The survey, released Thursday, found 41 percent of registered Republicans and Republican-leaning independents saying they support the tea party. This represents a steep drop from when Gallup previously asked the question in November 2010, at which point 61 percent of registered Republicans classified themselves as tea party supporters.
A 48-percent plurality of Republicans now either express no opinion or say they neither support nor oppose the tea party, a jump of 14 points since 2010. While Democrats and Democratic-leaners have grown more solidified in their opposition, they have not had as big a swing as GOP voters.
Meanwhile, opposition to the tea party among Americans as a whole has now matched its all-time high. Gallup attributes the drop in support for the tea party among Americans to the drop among registered Republicans. Support among the general population has dropped 10 points since 2010, from 32 percent to 22 percent.

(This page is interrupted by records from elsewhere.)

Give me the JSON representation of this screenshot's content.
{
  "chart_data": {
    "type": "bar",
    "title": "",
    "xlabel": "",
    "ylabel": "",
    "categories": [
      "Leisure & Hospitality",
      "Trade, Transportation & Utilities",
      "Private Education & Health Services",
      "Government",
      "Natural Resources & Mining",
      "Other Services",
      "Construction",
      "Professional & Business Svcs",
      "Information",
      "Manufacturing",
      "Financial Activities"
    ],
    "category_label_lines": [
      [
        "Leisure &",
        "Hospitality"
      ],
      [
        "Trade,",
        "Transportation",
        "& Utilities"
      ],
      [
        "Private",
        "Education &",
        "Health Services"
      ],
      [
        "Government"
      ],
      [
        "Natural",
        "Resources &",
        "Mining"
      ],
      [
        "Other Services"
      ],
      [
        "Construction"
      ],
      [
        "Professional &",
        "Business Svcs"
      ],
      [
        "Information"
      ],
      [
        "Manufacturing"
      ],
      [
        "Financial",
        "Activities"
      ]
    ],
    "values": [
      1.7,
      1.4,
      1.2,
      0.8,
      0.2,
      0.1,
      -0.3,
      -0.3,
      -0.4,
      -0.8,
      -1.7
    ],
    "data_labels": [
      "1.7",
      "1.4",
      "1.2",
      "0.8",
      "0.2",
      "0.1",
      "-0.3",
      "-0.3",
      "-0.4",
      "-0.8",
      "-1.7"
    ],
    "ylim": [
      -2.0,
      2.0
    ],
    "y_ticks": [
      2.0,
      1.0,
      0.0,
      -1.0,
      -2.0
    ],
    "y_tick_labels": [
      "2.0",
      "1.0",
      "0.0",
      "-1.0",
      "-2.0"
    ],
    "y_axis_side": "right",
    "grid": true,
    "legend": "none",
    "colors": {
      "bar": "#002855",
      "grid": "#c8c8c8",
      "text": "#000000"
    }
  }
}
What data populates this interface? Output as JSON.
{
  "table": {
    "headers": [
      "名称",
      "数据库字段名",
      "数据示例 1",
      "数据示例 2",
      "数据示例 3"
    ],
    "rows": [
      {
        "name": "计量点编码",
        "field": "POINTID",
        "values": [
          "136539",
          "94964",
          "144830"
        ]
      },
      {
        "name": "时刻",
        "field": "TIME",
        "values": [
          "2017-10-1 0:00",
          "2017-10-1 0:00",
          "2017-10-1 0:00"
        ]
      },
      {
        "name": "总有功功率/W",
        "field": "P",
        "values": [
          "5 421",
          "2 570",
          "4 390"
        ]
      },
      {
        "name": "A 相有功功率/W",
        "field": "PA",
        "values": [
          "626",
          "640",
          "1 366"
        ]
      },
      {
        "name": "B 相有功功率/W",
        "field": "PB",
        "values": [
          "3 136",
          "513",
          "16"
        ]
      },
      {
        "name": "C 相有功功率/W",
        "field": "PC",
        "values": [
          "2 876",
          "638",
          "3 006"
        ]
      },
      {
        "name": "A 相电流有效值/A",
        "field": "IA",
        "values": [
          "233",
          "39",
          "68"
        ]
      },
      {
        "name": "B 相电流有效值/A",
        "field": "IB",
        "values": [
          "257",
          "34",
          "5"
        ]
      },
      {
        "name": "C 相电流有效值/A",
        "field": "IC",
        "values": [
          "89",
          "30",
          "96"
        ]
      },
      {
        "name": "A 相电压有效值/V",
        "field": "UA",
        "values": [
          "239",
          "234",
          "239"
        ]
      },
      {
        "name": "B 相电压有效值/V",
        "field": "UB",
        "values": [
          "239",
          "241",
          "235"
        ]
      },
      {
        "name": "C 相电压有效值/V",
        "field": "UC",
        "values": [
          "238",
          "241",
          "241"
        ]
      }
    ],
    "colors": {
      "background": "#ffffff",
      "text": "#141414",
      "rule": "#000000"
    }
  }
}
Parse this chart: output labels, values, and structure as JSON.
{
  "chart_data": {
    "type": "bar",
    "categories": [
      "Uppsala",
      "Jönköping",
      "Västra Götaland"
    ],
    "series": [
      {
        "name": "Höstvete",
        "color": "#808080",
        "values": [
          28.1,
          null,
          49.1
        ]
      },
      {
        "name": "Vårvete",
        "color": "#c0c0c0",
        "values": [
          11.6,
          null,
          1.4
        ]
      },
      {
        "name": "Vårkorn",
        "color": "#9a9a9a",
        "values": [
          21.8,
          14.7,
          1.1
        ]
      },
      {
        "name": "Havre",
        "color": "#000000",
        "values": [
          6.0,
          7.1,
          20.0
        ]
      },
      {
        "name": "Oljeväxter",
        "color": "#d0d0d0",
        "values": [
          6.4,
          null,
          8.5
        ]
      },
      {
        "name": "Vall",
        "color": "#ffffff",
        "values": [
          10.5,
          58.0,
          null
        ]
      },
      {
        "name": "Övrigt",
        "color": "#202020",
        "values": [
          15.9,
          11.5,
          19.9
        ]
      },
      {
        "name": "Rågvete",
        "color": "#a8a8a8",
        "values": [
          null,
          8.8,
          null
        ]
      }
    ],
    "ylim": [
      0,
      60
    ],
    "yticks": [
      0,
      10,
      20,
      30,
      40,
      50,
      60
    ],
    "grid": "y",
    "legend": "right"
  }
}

According to Gallup, the tea party's remaining supporters are demographically similar to conservative Republicans. That similarity cuts "across most demographic categories," says the survey, "including race and ethnicity, income, age, education, or region of the country. Republican tea party supporters are somewhat more likely to be weekly church attenders and slightly more likely to be men."
Gallup's telephone survey was conducted from April 24-30 among 1,513 American adults. Among this sample there were 1,336 registered voters.